Je zou bijna denken dat het nooit meer goed komt met die organisaties. Tja, dat is waarschijnlijk ook een kwestie van geloven. Persoonlijk denk ik dat de ‘ugly face’ van organisaties onlosmakelijk bij organiseren hoort. Organisaties zijn hefbomen van menselijke eigenschappen, en sommige van die menselijke eigenschappen zijn nou eenmaal erg kwalijk.
Tegelijkertijd is dat nog geen reden om organisaties categorisch als verdacht en mislukt aan de kant te schuiven. Er zijn voorbeelden die laten zien dat er ook mensen zijn die het anders willen.
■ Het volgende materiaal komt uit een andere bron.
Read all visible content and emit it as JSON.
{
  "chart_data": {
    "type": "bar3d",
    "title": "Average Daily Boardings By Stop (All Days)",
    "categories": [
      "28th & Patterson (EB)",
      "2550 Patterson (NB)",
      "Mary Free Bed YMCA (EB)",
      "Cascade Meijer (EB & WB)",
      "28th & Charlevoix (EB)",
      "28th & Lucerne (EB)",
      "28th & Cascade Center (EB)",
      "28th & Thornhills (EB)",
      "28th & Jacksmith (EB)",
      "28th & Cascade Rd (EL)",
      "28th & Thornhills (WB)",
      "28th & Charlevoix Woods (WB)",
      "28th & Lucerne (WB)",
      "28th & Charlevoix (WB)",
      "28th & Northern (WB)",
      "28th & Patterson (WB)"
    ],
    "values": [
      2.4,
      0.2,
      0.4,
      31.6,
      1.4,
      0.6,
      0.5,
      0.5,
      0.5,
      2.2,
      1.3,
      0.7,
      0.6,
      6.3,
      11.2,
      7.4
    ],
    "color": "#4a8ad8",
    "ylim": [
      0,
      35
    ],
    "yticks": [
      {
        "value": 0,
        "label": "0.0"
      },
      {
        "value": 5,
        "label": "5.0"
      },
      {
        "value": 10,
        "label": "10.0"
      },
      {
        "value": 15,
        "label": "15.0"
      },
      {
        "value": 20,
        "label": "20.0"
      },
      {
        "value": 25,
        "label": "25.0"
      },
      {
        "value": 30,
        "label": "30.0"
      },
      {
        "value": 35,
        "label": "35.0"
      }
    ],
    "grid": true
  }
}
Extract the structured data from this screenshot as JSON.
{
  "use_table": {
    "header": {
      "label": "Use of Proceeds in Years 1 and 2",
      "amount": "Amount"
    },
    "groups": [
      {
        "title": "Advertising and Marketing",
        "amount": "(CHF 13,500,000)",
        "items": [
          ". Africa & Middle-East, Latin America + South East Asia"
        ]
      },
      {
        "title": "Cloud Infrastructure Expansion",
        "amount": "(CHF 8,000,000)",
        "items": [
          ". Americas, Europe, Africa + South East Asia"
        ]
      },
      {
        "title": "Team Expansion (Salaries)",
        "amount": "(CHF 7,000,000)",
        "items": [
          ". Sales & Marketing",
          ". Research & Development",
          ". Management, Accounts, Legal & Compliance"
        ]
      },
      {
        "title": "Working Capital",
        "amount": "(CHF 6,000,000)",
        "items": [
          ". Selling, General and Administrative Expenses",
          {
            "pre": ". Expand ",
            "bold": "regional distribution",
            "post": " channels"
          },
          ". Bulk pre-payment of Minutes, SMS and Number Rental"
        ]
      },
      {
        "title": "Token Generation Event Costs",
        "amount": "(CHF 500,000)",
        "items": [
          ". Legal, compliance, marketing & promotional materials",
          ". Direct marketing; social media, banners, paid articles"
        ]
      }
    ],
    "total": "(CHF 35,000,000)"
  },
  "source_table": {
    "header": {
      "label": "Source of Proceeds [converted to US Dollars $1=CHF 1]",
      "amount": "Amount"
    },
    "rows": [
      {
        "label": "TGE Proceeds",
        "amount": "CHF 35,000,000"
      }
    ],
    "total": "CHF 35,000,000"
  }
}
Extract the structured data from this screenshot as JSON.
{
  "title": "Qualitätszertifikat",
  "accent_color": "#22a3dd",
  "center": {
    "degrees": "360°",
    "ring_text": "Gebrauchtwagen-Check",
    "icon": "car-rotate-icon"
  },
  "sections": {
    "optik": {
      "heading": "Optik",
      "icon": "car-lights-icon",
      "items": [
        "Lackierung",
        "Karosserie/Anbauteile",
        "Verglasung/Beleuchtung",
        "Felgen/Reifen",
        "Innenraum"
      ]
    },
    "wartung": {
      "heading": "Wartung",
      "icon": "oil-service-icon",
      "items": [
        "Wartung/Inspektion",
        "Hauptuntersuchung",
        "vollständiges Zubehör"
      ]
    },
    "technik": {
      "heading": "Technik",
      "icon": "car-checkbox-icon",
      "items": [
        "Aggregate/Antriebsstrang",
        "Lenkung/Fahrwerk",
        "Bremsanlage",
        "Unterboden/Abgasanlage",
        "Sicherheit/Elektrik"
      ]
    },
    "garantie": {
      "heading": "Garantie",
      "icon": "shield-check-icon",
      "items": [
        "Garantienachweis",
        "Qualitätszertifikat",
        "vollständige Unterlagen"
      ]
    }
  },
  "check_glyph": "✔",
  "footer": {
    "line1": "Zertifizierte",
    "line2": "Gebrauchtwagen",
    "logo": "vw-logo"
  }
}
Buurtzorg bijvoorbeeld, maar ook learning communities als Slow Management en de hele Rijnlandse beweging. Ik merk ook in mijn eigen adviespraktijk dat er zoveel mensen van goede wil zijn, die zoeken naar zingevende oplossingen en naar positieve krachten in het ontwikkelen van organisaties en professionals. Want voorlopig zijn we nog niet van ze af: organisaties, je kunt niet met, maar ook niet zonder ze.